Tak berselang lama, nampak malu-malu dua orang sejoli memberanikan diri menyapa. Mereka berdua kemudian memperkenalkan diri sebagai duo blogger Candimulyo. Nahdhi dan Eko, demikian mereka mengaku. Nahdhi, yang lelungguhan di blog nahdhi.com sekaligus pemilik akun twitter @nahdhi89 mengaku telah beberapa bulan nyemplung di jagad blogger. Untung punya untung, pada saat sowan Mbah Google menanyakan tentang katuranggan, jodoh, rejeki, dan matinya, tanpa disengaja menemukan satu “manuskrip” berjudul Kopdar Pendekar Tidar.
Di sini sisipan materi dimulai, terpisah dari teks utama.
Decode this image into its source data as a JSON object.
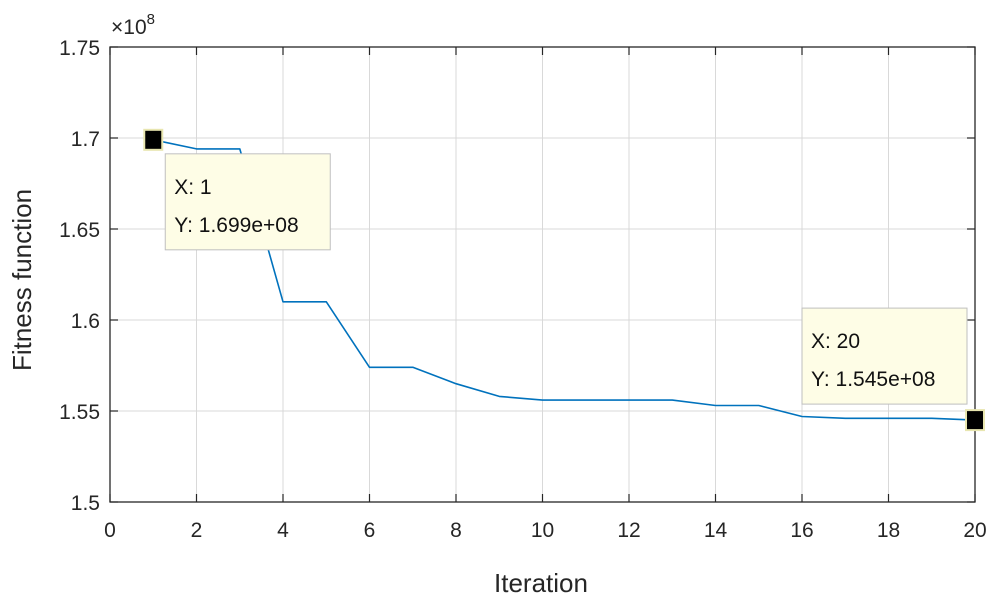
{
  "chart_data": {
    "type": "line",
    "xlabel": "Iteration",
    "ylabel": "Fitness function",
    "y_scale_label": "×10",
    "y_scale_exponent": "8",
    "xlim": [
      0,
      20
    ],
    "ylim": [
      1.5,
      1.75
    ],
    "xticks": [
      0,
      2,
      4,
      6,
      8,
      10,
      12,
      14,
      16,
      18,
      20
    ],
    "xtick_labels": [
      "0",
      "2",
      "4",
      "6",
      "8",
      "10",
      "12",
      "14",
      "16",
      "18",
      "20"
    ],
    "yticks": [
      1.5,
      1.55,
      1.6,
      1.65,
      1.7,
      1.75
    ],
    "ytick_labels": [
      "1.5",
      "1.55",
      "1.6",
      "1.65",
      "1.7",
      "1.75"
    ],
    "grid": true,
    "series": [
      {
        "color": "#0072bd",
        "x": [
          1,
          2,
          3,
          4,
          5,
          6,
          7,
          8,
          9,
          10,
          11,
          12,
          13,
          14,
          15,
          16,
          17,
          18,
          19,
          20
        ],
        "y": [
          1.699,
          1.694,
          1.694,
          1.61,
          1.61,
          1.574,
          1.574,
          1.565,
          1.558,
          1.556,
          1.556,
          1.556,
          1.556,
          1.553,
          1.553,
          1.547,
          1.546,
          1.546,
          1.546,
          1.545
        ]
      }
    ],
    "datatips": [
      {
        "x": 1,
        "y": 1.699,
        "x_text": "X: 1",
        "y_text": "Y: 1.699e+08"
      },
      {
        "x": 20,
        "y": 1.545,
        "x_text": "X: 20",
        "y_text": "Y: 1.545e+08"
      }
    ]
  }
}
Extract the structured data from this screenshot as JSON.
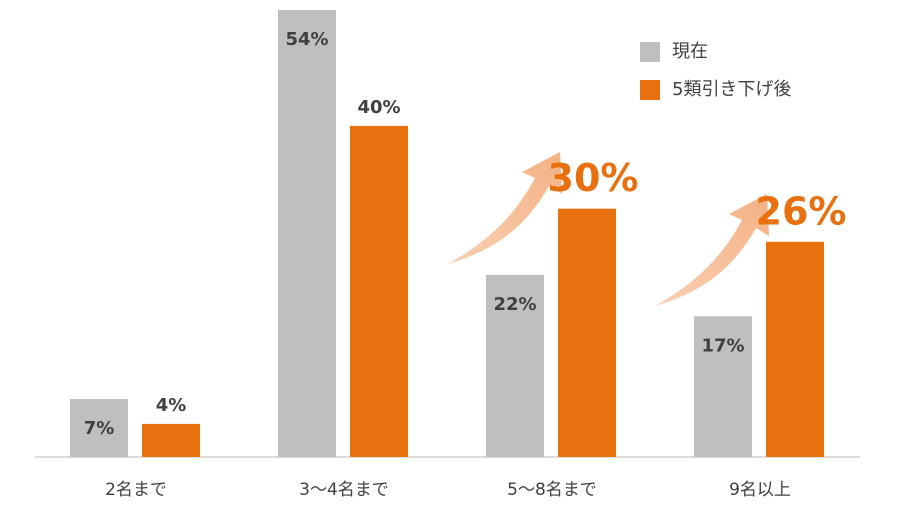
{
  "chart_data": {
    "type": "bar",
    "categories": [
      "2名まで",
      "3〜4名まで",
      "5〜8名まで",
      "9名以上"
    ],
    "series": [
      {
        "name": "現在",
        "color": "#bfbfbf",
        "values": [
          7,
          54,
          22,
          17
        ],
        "value_labels": [
          "7%",
          "54%",
          "22%",
          "17%"
        ]
      },
      {
        "name": "5類引き下げ後",
        "color": "#e8700e",
        "values": [
          4,
          40,
          30,
          26
        ],
        "value_labels": [
          "4%",
          "40%",
          "30%",
          "26%"
        ]
      }
    ]
  }
}
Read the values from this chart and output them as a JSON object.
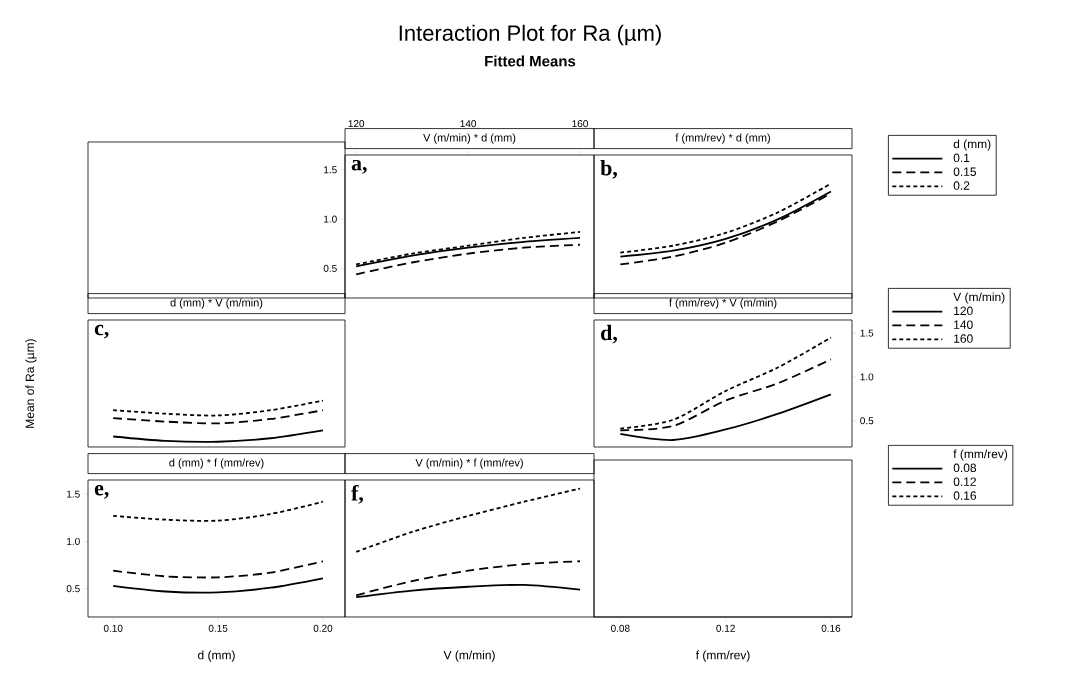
{
  "chart_data": [
    {
      "type": "other",
      "title": "Interaction Plot for Ra (µm)",
      "subtitle": "Fitted Means"
    },
    {
      "type": "line",
      "title": "V (m/min) * d (mm)",
      "annotations": [
        "a,"
      ],
      "x": [
        120,
        130,
        140,
        150,
        160
      ],
      "xlim": [
        118,
        162.5
      ],
      "xticks": [
        120,
        140,
        160
      ],
      "ylim": [
        0.2,
        1.65
      ],
      "yticks": [
        {
          "value": 0.5,
          "label": "0.5"
        },
        {
          "value": 1,
          "label": "1.0"
        },
        {
          "value": 1.5,
          "label": "1.5"
        }
      ],
      "series": [
        {
          "color": "#000000",
          "line_style": "solid",
          "values": [
            0.52,
            0.63,
            0.71,
            0.77,
            0.81
          ]
        },
        {
          "color": "#000000",
          "line_style": "dashed",
          "values": [
            0.44,
            0.56,
            0.65,
            0.71,
            0.74
          ]
        },
        {
          "color": "#000000",
          "line_style": "dotted",
          "values": [
            0.54,
            0.65,
            0.73,
            0.81,
            0.87
          ]
        }
      ]
    },
    {
      "type": "line",
      "title": "f (mm/rev) * d (mm)",
      "annotations": [
        "b,"
      ],
      "x": [
        0.08,
        0.1,
        0.12,
        0.14,
        0.16
      ],
      "xlim": [
        0.07,
        0.168
      ],
      "ylim": [
        0.2,
        1.65
      ],
      "tick_labels": false,
      "legend": "right",
      "legend_title": "d (mm)",
      "series": [
        {
          "name": "0.1",
          "color": "#000000",
          "line_style": "solid",
          "values": [
            0.62,
            0.68,
            0.8,
            1.0,
            1.28
          ]
        },
        {
          "name": "0.15",
          "color": "#000000",
          "line_style": "dashed",
          "values": [
            0.54,
            0.62,
            0.76,
            0.98,
            1.26
          ]
        },
        {
          "name": "0.2",
          "color": "#000000",
          "line_style": "dotted",
          "values": [
            0.66,
            0.73,
            0.86,
            1.07,
            1.36
          ]
        }
      ]
    },
    {
      "type": "line",
      "title": "d (mm) * V (m/min)",
      "annotations": [
        "c,"
      ],
      "ylabel": "Mean of Ra (µm)",
      "x": [
        0.1,
        0.125,
        0.15,
        0.175,
        0.2
      ],
      "xlim": [
        0.088,
        0.2105
      ],
      "ylim": [
        0.2,
        1.65
      ],
      "tick_labels": false,
      "series": [
        {
          "color": "#000000",
          "line_style": "solid",
          "values": [
            0.32,
            0.27,
            0.26,
            0.3,
            0.39
          ]
        },
        {
          "color": "#000000",
          "line_style": "dashed",
          "values": [
            0.53,
            0.49,
            0.47,
            0.52,
            0.62
          ]
        },
        {
          "color": "#000000",
          "line_style": "dotted",
          "values": [
            0.62,
            0.58,
            0.56,
            0.62,
            0.73
          ]
        }
      ]
    },
    {
      "type": "line",
      "title": "f (mm/rev) * V (m/min)",
      "annotations": [
        "d,"
      ],
      "xlabel": "f (mm/rev)",
      "x": [
        0.08,
        0.1,
        0.12,
        0.14,
        0.16
      ],
      "xlim": [
        0.07,
        0.168
      ],
      "xticks": [
        0.08,
        0.12,
        0.16
      ],
      "y2lim": [
        0.2,
        1.65
      ],
      "y2ticks": [
        0.5,
        {
          "value": 1,
          "label": "1.0"
        },
        1.5
      ],
      "legend": "right",
      "legend_title": "V (m/min)",
      "series": [
        {
          "name": "120",
          "color": "#000000",
          "line_style": "solid",
          "axis": "y2",
          "values": [
            0.35,
            0.28,
            0.4,
            0.58,
            0.8
          ]
        },
        {
          "name": "140",
          "color": "#000000",
          "line_style": "dashed",
          "axis": "y2",
          "values": [
            0.39,
            0.44,
            0.73,
            0.93,
            1.2
          ]
        },
        {
          "name": "160",
          "color": "#000000",
          "line_style": "dotted",
          "axis": "y2",
          "values": [
            0.41,
            0.51,
            0.84,
            1.11,
            1.45
          ]
        }
      ]
    },
    {
      "type": "line",
      "title": "d (mm) * f (mm/rev)",
      "annotations": [
        "e,"
      ],
      "xlabel": "d (mm)",
      "x": [
        0.1,
        0.125,
        0.15,
        0.175,
        0.2
      ],
      "xlim": [
        0.088,
        0.2105
      ],
      "xticks": [
        {
          "value": 0.1,
          "label": "0.10"
        },
        0.15,
        {
          "value": 0.2,
          "label": "0.20"
        }
      ],
      "ylim": [
        0.2,
        1.65
      ],
      "yticks": [
        0.5,
        {
          "value": 1,
          "label": "1.0"
        },
        1.5
      ],
      "series": [
        {
          "color": "#000000",
          "line_style": "solid",
          "values": [
            0.53,
            0.47,
            0.46,
            0.51,
            0.61
          ]
        },
        {
          "color": "#000000",
          "line_style": "dashed",
          "values": [
            0.69,
            0.63,
            0.62,
            0.67,
            0.79
          ]
        },
        {
          "color": "#000000",
          "line_style": "dotted",
          "values": [
            1.27,
            1.23,
            1.22,
            1.29,
            1.42
          ]
        }
      ]
    },
    {
      "type": "line",
      "title": "V (m/min) * f (mm/rev)",
      "annotations": [
        "f,"
      ],
      "xlabel": "V (m/min)",
      "x": [
        120,
        130,
        140,
        150,
        160
      ],
      "xlim": [
        118,
        162.5
      ],
      "ylim": [
        0.2,
        1.65
      ],
      "tick_labels": false,
      "legend": "right",
      "legend_title": "f (mm/rev)",
      "series": [
        {
          "name": "0.08",
          "color": "#000000",
          "line_style": "solid",
          "values": [
            0.41,
            0.48,
            0.52,
            0.54,
            0.49
          ]
        },
        {
          "name": "0.12",
          "color": "#000000",
          "line_style": "dashed",
          "values": [
            0.43,
            0.58,
            0.69,
            0.76,
            0.79
          ]
        },
        {
          "name": "0.16",
          "color": "#000000",
          "line_style": "dotted",
          "values": [
            0.89,
            1.1,
            1.27,
            1.42,
            1.56
          ]
        }
      ]
    }
  ]
}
Melalui penelusuran “manuskrip kuno” itulah, Nahdhi berhasil mengenal Imam Hanafi, Kang Ciwir, Kang Ikhsan, termasuk juga Cak Eko Suciadi. Rasa persamaan asal-usul dan minat berkelana di dunia maya menjadikan Nahdhi muda merasa tertantang pada saat ada ajakan  Kopdar Akbar Pendekar Tidar di alun-alun. Maka dengan memiscall-miscallmisscallnya sebuah nomor kontak, ia berusaha mengamati siapakah kira-kira manusia di alun-alun yang mengangkat . Dan ternyata yang terkena apes ajian kesaktiannya tersebut saya sendiri. Jadilah kami dipersaudarakan atas nama darah leluhur Bumi Tidar.

Dalam kangsenan-kangsenan Bala Tidar kemudian, Nahdhi muda senantiasa hadir penuh semangat dengan disiplin tinggi. Pada waktu tercetus gagasan dukungan terhadap perpus warga Ngampon, dengan tanpa menunggu komando dan surat perintah ditembusnya mBandungan dan mBeseran dalam rintik-rintik hujan untuk melakukan survey dan pemetaan. Atas inisiatif berani dan nekad tersebut, ia berhak mendapatkan anugrah napak tilas jejak perjalanan sekolah Kang Rojiun, berjalan menelusuri karang padesan.

Demikian halnya saat mengalir ide menyelenggarakan pelatihan blogging, dialah yang paling antusias merespon hingga menyediakan sekolah almamaternya untuk dijadikan pilot project. Satu hal yang sedikit menggelikan adalah saat ia sowan kepada seorang pangarso sekolah di bilangan Magelang Utara, ia mengatakan takut kepada kumis bapak yang ndaplang dari Palbapang hingga Malang. Awas kuwalat lho le…!!!!

Geraknya yang cepat bludhas-bludhus wal nekat menjadikan Nahdhi muda pernah terpancing untuk menghadiri undangan Walubi guna ngalap berkah Waisya’ di Candi Agung Borobudur. Bukannya harta korun apalagi pacar cantik yang didapatkan, eee… malah berduaan dengan pasangan karibnya main hujan-hujanan di seputaran Pakelan hingga Tempuran.

Beberapa bulan berselang, melayanglah undangan dari Komunitas Blogger Wonosobo. Segenap pendekar dan pengelana dunia maya di seantero Nuswantoro mendapat kehormatan untuk rawuh di Bumi Dieng. Atas cancut taliwondonya Nahdhi muda, Bala Tidar berhasil dimobilisasi untuk plesiran atas jamuan Adipati Wonosobo. Acara ajejuluk Wisata Blogger 2009 berlangsung meriah dan penuh kesan bagi para Pendekar Tidar.

Berada di pertengahan medan spiritual gunung Merapi dan Sumbing menjadikannya kaya akan jiwa kendesoan. Ati-ati lan setiti ngati-ati adalah ajaran leluhurnya yang kurang taat diamalkannya. Wal hasil kadang sikap grusa-grusu masih bergejolak dalam dada mudanya.

Alam dan pengalaman memang telah menempa jiwa dan raga Nahdhi muda. Lewat pengalaman blusukan menjadikannya nominasi utama saat pencalonan jabatan panglima kopi darat dikampanyekan. Dan memang kemudian terbukti, dengan dukungan penuh dan suara aklamasi, Nahdhi winisuda sebagai Pangkopdar Pendekar Tidar dengan gelar Kanjeng Raden Tumenggung Senopati Ing Bhumi Tidar Sayyidin Panoto Blogger Ingkang Jumeneng Kaping I. Demikianlah akhirnya titah dalem disabdakan.